Partiamo dal racconto delle aziende, il core della nostra di startup fin da quando ha mosso i primi passi nel 2015. Parliamo davvero di essere “human to human” e per questo abbiamo preso a prestito la metafora del ponte. Una bridge strategy che prima di attraversare il “Key Performance Indicator” dell’azienda, attraversi le paure mettendo al centro le persone. Una via nuova, inedita e a tratti impervia. Ma l’unica per la quale vale la pena provare a tessere relazioni di “valori”.

Le imprese, i brand, sono fatti di persone. E come le persone hanno punti di forza e fragilità, entusiasmi e debolezze. Fino ad oggi per raccontarci abbiamo voluto indossare il vestito migliore. Ma da oggi per raccontarci con reale trasparenza ed essere più vicini alle persone dobbiamo parlare anche delle nostre insicurezze, per scoprire che spesso sono condivise. Dobbiamo parlare della nostra ansia, dei progetti fermi, della paura di non poter ripartire e di quel senso di impotenza che ci travolge tutti in un momento dove ci sentiamo a volte inutili.
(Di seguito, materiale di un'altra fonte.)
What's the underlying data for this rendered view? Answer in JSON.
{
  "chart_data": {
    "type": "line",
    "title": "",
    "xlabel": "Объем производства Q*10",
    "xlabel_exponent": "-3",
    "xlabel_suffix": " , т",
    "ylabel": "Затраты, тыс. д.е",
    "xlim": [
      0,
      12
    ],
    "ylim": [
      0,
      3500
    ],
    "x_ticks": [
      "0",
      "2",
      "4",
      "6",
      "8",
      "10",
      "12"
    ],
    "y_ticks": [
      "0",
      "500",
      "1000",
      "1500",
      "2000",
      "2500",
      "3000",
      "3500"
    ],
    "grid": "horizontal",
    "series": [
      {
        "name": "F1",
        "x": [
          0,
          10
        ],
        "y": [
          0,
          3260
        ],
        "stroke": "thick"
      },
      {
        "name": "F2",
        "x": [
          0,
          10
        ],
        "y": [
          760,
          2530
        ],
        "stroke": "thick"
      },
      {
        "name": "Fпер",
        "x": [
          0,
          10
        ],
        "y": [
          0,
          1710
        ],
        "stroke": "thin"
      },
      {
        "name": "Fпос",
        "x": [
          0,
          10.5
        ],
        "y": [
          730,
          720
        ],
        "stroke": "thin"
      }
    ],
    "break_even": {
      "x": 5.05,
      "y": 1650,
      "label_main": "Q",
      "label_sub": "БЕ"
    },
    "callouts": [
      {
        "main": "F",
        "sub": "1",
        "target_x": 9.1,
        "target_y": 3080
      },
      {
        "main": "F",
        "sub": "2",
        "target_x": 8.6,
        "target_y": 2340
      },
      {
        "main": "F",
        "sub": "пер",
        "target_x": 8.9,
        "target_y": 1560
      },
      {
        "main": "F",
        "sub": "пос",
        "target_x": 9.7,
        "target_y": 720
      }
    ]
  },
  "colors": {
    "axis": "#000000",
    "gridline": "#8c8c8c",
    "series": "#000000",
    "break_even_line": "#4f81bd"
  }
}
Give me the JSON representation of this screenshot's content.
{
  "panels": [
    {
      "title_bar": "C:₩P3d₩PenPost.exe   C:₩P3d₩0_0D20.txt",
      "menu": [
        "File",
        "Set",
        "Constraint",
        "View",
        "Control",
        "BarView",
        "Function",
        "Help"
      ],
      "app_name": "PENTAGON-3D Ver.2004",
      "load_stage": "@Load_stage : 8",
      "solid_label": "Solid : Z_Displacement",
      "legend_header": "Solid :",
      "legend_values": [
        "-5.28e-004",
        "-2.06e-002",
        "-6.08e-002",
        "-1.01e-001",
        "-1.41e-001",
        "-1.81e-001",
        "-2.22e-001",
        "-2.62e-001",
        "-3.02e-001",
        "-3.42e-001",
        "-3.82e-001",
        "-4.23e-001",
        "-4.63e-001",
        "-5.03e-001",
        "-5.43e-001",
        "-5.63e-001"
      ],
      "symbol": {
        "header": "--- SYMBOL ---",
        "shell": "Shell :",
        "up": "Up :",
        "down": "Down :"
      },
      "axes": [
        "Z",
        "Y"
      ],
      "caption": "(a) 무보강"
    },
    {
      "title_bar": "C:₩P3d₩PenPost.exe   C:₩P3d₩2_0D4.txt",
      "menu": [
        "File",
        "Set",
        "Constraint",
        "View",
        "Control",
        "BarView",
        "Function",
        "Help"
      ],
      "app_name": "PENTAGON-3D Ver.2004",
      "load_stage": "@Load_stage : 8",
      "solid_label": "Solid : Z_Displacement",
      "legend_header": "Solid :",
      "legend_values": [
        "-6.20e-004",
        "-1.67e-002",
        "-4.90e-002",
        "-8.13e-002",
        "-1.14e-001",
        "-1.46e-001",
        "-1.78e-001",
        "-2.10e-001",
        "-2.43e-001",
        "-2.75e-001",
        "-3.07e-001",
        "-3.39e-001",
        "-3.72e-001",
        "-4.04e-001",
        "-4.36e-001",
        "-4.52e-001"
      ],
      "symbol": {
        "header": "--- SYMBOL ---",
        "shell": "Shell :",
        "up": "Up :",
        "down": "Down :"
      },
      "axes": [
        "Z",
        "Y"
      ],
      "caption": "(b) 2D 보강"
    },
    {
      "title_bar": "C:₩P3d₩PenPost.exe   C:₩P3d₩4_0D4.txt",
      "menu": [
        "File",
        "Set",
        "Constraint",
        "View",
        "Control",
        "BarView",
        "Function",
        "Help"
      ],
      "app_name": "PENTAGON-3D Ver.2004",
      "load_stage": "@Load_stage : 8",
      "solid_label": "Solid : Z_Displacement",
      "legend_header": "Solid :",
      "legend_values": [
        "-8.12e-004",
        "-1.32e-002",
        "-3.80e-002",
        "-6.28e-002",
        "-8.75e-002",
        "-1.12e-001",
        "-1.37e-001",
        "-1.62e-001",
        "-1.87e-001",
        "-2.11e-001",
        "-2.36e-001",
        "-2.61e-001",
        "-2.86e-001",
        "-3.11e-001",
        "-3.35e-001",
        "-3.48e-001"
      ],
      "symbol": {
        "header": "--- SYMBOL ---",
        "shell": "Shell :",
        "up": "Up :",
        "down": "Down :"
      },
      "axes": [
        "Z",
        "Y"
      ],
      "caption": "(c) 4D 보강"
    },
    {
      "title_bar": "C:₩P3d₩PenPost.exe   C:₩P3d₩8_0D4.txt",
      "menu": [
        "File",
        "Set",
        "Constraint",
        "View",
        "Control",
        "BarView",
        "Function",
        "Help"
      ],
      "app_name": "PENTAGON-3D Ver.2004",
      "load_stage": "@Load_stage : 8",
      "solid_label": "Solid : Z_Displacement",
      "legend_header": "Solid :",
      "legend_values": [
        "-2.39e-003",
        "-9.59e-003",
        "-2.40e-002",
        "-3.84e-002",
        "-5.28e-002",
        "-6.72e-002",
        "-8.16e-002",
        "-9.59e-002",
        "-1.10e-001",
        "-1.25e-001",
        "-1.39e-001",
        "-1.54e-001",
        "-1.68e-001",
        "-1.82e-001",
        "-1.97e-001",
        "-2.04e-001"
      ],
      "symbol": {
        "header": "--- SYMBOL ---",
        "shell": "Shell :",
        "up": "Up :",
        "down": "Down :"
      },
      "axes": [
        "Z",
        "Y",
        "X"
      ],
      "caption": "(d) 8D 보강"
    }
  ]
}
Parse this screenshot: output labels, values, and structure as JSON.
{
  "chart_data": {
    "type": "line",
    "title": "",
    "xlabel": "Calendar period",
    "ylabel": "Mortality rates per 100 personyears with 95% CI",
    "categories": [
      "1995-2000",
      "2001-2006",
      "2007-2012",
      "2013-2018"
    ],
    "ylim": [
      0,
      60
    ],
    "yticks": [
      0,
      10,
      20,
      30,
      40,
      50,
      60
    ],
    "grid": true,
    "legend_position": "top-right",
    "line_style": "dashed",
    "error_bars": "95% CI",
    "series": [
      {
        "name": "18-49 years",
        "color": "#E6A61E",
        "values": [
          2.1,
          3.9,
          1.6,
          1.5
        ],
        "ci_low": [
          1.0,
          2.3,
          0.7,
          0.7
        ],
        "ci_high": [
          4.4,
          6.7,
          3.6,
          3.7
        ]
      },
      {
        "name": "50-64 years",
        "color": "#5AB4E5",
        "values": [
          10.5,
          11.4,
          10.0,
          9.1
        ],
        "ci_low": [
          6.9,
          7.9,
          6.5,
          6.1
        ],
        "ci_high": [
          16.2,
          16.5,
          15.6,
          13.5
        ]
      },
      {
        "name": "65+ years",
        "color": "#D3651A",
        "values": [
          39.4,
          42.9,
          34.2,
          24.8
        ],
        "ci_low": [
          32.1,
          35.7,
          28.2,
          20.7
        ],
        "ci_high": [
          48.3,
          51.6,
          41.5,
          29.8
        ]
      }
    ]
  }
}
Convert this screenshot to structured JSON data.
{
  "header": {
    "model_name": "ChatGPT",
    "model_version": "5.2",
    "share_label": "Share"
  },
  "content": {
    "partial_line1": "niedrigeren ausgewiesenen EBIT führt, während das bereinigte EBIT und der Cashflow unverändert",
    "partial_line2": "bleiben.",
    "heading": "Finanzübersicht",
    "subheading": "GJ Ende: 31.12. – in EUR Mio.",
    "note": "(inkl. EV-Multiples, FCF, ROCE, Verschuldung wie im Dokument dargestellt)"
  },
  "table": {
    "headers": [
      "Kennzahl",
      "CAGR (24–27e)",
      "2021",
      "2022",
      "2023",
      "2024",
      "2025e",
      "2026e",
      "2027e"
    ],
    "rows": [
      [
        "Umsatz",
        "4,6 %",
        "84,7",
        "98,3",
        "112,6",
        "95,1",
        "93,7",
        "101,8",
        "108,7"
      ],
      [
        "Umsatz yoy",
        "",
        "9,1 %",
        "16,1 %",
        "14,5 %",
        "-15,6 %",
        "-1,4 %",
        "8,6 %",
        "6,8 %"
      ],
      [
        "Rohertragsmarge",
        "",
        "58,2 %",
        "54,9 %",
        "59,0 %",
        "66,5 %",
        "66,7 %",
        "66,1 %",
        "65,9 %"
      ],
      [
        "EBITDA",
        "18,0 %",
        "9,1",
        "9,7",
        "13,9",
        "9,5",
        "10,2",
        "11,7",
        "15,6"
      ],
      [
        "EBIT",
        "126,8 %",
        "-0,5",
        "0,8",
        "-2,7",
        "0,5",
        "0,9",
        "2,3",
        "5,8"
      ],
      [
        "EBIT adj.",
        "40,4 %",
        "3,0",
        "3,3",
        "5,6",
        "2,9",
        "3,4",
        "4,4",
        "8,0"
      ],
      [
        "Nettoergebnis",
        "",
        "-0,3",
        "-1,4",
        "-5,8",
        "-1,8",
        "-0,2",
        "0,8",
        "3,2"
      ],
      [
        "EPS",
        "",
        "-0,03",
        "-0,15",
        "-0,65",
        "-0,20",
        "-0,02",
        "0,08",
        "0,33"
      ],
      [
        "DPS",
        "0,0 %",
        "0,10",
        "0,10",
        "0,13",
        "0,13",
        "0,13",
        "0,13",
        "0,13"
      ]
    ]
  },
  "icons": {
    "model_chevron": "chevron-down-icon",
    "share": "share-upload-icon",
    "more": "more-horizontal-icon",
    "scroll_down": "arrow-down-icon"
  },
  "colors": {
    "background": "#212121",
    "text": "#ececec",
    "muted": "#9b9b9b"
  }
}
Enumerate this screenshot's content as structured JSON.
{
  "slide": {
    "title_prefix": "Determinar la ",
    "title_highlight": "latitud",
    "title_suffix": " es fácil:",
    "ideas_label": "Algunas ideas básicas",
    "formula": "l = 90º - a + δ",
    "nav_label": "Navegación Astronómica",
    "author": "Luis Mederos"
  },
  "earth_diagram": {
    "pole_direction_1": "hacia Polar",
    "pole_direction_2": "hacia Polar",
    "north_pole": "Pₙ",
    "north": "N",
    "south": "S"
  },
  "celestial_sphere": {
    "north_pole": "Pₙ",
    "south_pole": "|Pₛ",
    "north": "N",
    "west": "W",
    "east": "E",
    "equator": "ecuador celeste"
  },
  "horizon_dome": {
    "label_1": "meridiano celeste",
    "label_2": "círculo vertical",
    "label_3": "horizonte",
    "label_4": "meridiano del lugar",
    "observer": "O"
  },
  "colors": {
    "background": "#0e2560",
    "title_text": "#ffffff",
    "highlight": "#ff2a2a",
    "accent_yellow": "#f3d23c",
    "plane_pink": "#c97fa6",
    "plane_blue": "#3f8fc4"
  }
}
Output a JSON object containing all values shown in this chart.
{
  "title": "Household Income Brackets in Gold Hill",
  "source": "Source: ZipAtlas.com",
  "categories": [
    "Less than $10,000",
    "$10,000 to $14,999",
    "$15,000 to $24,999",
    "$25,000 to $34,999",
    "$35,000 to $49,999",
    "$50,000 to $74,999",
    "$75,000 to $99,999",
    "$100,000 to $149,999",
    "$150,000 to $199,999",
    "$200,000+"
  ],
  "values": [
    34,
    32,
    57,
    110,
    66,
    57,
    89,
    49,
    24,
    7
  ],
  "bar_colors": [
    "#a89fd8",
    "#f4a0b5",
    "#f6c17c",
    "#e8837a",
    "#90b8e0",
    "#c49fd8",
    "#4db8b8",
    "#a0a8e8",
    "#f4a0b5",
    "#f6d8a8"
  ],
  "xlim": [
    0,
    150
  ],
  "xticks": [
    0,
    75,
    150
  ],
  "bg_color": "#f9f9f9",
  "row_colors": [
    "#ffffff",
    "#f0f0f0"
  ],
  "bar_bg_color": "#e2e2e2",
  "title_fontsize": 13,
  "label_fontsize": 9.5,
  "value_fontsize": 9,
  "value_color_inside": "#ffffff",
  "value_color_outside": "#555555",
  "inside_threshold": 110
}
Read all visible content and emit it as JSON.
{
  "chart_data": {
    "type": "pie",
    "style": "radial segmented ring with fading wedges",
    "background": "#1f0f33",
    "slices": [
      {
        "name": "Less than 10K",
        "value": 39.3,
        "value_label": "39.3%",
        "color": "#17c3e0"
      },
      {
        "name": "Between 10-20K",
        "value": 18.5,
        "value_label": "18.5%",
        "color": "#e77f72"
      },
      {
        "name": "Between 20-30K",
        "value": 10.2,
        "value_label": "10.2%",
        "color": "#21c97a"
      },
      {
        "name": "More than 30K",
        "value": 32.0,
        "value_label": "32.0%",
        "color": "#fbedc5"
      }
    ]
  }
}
Solo cambiando il nostro approccio alla comunicazione adesso che i fatti di realtà ce ne danno l’opportunità e mutuando questo cambiamento, tenendocelo stretto quando le cose andranno meglio, potremo davvero dire che il brand è dentro la società e può condividere con lei successi, qualche debolezza, entusiasmi e certo condividere a pieno progetti nuovi.

Siamo solo all’inizio del viaggio, ma abbiamo sempre meno tempo. Prima che tutto ritorni come prima, prima che tutto sia drammaticamente vano.